A écouter Di Meco nous raconter cette anecdote, on a notre petite idée.

« Après mon opération des croisés, à la mi-temps du premier match que j’ai rejoué, alors que j’étais un peu juste, Tapie est descendu dans les vestiaires, a engueulé Goethals pour qu’il me sorte en disant que j’étais fini. Quinze jours après, alors que je n’avais pas rejoué, et parce qu’il n’avait pas le choix en raison d’une pénurie de défenseurs, il a été obligé de m’aligner.
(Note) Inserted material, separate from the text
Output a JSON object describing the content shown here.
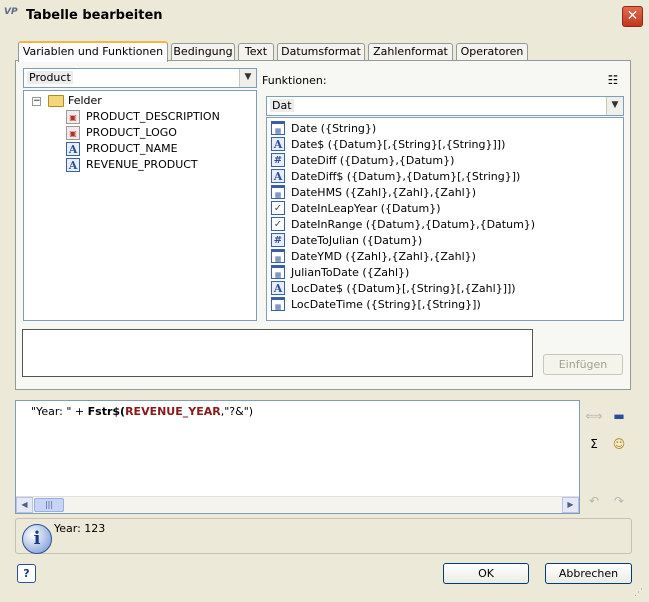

On jouait Auxerre, en face j’ai tordu Cocard en mille morceaux (sic) ! Après le match, Tapie a déboulé dans les vestiaires. Il s’est jeté sur moi et m’a dit : « Putain Eric, je savais que t’allait revenir ! » Quinze jours avant, il était prêt à me jeter ! »

Tapie était ainsi. Goethals en a rapidement fait son affaire, acceptant même parfois de lui laisser les rênes de la préparation de certains matches, des causeries qu’il effectuait à la place du coach.

« C’était du délire, poursuit Di Meco, mais en même temps, en moins d’un an, ce type avait tout compris du football. » Assis sur son énorme expérience de technicien, l’intelligence de Goethals a donc été de ne pas prendre ombrage de ces incursions répétées dans son domaine de compétence, de considérer qu’elles enrichissaient le groupe au lieu de le déstabiliser.

Car, au final, l’OM a gagné. Parce que c’était Tapie, parce que c’était Goethals et parce qu’aucun autre entraîneur n’aurait accepté un tel fonctionnement. « Ce n’est pas pour rien que tous les coachs ont explosé avec Tapie », conclue Di Meco. Tous sauf un.